A few years ago, my friends Mark Halperin, now of Time Magazine, and John Harris, now of Politico, coined the term “freak show” as a catchall for the fever that overtakes those of us in the information gathering business from time to time. “Toxicity,” they wrote in their 2006 political book, “The Way to Win,” “is the new defining trait of modern American politics.”

At the time, I thought Mark and John were being just a little harsh. It’s true that the shouters, tweeters, tabloids, bloggers and talk show hosts can get a little carried away. And certain stories – missing children, celebrity cursing, celebrity weddings, celebrity divorces and any kind of car chase – can occupy more of the nation’s psyche than they deserve to. But freak show?

With the passing of time, however, I am beginning to see their point.

I was on vacation last week – way more than arms’ length away from the Shirley Sherrod controversy – and therefore more equipped than I usually am to watch the freak show take over.

By the time I reengaged, the doctored video that spawned an itchy trigger finger firing and an embarrassing media overreaction had blown up, then faded, and then transformed into yet another “national conversation on race.”

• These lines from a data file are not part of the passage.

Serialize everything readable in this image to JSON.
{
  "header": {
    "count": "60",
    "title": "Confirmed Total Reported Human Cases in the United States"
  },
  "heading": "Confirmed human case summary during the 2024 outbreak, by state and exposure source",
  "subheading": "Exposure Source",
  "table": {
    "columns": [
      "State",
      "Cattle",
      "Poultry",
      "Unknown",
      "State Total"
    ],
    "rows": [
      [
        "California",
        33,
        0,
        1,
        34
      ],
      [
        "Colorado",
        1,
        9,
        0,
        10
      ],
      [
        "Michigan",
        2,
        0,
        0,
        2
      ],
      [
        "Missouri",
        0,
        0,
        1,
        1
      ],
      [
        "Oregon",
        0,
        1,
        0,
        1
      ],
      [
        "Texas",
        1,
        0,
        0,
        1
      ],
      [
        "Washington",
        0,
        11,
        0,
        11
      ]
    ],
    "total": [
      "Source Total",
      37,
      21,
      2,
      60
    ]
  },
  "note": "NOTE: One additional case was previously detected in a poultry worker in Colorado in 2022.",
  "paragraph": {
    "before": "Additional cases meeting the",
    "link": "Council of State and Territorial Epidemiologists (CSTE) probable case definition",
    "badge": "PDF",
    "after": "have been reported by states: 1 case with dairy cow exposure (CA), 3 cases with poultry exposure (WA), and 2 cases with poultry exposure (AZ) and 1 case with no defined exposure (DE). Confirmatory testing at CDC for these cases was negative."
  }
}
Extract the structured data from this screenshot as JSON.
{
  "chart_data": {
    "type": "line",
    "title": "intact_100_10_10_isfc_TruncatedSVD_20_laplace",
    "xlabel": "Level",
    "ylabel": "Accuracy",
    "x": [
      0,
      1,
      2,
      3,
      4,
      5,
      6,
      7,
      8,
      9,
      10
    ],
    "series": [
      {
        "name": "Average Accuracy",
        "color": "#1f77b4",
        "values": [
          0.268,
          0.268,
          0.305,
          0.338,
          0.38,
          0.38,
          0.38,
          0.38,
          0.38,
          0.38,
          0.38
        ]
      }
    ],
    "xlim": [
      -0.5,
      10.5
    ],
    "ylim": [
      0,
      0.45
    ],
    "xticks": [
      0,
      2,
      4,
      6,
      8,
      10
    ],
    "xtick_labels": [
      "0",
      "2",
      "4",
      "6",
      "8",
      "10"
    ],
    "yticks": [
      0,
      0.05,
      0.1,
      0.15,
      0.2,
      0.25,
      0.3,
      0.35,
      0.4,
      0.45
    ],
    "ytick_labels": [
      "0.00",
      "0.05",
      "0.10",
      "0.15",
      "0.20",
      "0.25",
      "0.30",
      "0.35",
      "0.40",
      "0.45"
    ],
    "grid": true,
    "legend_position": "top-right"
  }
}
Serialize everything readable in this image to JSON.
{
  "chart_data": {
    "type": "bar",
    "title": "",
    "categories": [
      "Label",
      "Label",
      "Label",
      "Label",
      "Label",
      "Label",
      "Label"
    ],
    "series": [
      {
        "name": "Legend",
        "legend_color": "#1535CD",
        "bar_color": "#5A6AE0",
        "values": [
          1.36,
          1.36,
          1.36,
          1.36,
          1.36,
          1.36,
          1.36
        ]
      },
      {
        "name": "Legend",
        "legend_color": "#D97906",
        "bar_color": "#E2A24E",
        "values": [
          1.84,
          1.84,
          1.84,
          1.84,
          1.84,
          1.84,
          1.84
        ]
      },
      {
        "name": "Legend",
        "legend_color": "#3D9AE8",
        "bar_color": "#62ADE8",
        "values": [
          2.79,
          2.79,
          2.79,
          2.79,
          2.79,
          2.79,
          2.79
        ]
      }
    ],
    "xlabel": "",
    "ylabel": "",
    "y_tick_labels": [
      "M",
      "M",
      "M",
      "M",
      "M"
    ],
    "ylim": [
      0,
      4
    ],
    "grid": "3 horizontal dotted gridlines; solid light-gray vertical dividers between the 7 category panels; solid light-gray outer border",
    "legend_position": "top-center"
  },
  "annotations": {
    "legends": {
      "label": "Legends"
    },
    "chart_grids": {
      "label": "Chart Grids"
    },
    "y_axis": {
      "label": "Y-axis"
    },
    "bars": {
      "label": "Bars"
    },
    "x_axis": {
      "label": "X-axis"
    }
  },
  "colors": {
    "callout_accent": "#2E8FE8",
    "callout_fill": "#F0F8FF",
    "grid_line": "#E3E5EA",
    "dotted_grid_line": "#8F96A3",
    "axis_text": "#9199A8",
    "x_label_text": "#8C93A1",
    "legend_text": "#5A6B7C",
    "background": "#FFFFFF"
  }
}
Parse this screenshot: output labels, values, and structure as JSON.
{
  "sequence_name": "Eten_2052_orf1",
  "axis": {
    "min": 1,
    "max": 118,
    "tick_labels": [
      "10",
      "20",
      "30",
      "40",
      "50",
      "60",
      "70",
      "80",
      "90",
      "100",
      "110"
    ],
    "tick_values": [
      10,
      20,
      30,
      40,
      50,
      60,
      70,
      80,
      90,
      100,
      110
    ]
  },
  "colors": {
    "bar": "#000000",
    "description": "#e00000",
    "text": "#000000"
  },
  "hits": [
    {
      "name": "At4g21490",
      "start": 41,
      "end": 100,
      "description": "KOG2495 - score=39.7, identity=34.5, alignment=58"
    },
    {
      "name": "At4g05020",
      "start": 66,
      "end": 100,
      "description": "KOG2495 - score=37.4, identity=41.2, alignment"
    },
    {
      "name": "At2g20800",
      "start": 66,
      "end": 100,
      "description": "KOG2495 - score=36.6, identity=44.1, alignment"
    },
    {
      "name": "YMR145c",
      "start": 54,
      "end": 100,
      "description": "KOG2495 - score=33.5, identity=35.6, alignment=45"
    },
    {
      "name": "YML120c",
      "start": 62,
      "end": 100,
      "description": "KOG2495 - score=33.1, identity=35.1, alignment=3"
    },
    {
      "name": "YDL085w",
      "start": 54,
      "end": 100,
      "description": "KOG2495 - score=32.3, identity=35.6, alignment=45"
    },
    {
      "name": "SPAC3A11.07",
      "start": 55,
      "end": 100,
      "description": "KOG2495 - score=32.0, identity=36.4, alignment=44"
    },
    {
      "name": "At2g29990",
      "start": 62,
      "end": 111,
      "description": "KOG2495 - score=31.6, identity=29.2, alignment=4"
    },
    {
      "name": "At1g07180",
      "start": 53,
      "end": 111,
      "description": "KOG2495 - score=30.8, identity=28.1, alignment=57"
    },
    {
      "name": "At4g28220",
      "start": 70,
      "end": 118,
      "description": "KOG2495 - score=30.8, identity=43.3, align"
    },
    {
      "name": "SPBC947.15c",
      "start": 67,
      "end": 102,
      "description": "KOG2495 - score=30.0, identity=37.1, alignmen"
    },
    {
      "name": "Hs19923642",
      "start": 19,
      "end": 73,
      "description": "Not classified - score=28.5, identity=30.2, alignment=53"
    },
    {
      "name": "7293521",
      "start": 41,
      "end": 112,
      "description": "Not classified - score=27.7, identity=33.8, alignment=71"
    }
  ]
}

Seems we’ve been here before (see: Clinton race commission, Obama’s Philadelphia race speech, the White House beer summit).

This latest flare-up occupied us until Monday, when an online provocateur known as WikiLeaks dumped 90,000 Afghan war documents online and onto the pages of three mainstream newspapers. It took a few days before we began to notice we’d seen a lot of these headlines before, and that many of them seemed a bit dated.

Both of these stories were worth covering. But taking a deep breath would not have hurt the coverage.

Sometimes even worthy news events can migrate to freak showiness. On Wednesday, a federal judge in Arizona struck down key parts of a tough state law designed to detain and expel people in the country illegally. It took less than 24 hours for the discussion to turn from the political and legal implications of the judge’s decision (and Arizona’s subsequent appeal) to aerial video of protesters being arrested in Phoenix.

What were they protesting? Hardly mattered. The pictures were that good.

All of this brings us back to the “Freak Show” and Shirley Sherrod, who has now pledged to sue the blogger who edited and circulated a videotape of her speech which turned it into exactly the opposite of what she actually said. (Unclear what she’s suing about exactly, but hey.)

At roughly the same time, Ms. Sherrod was discussing her litigious intentions with the National Association of Black Journalists in San Diego, President Obama was on the opposite coast, here in Washington, bemoaning the depths to which we have sunk.

“We’ve all got our biases,” the president observed. “And rather than jump to conclusions and point fingers, and play some of the games that are played on cable TV, we should all look inward and try to examine what’s in our own hearts. We should all make more of an effort to discuss with one another, in a truthful and mature and responsible way, the divides that still exist — the discrimination that’s still out there, the prejudices that still hold us back — a discussion that needs to take place not on cable TV, not just through a bunch of academic symposia or fancy commissions or panels, not through political posturing, but around kitchen tables, and water coolers, and church basements, and in our schools, and with our kids all across the country.”

Yes, by all means. Let’s have another national conversation. But only after we take a deep breath first. For a change.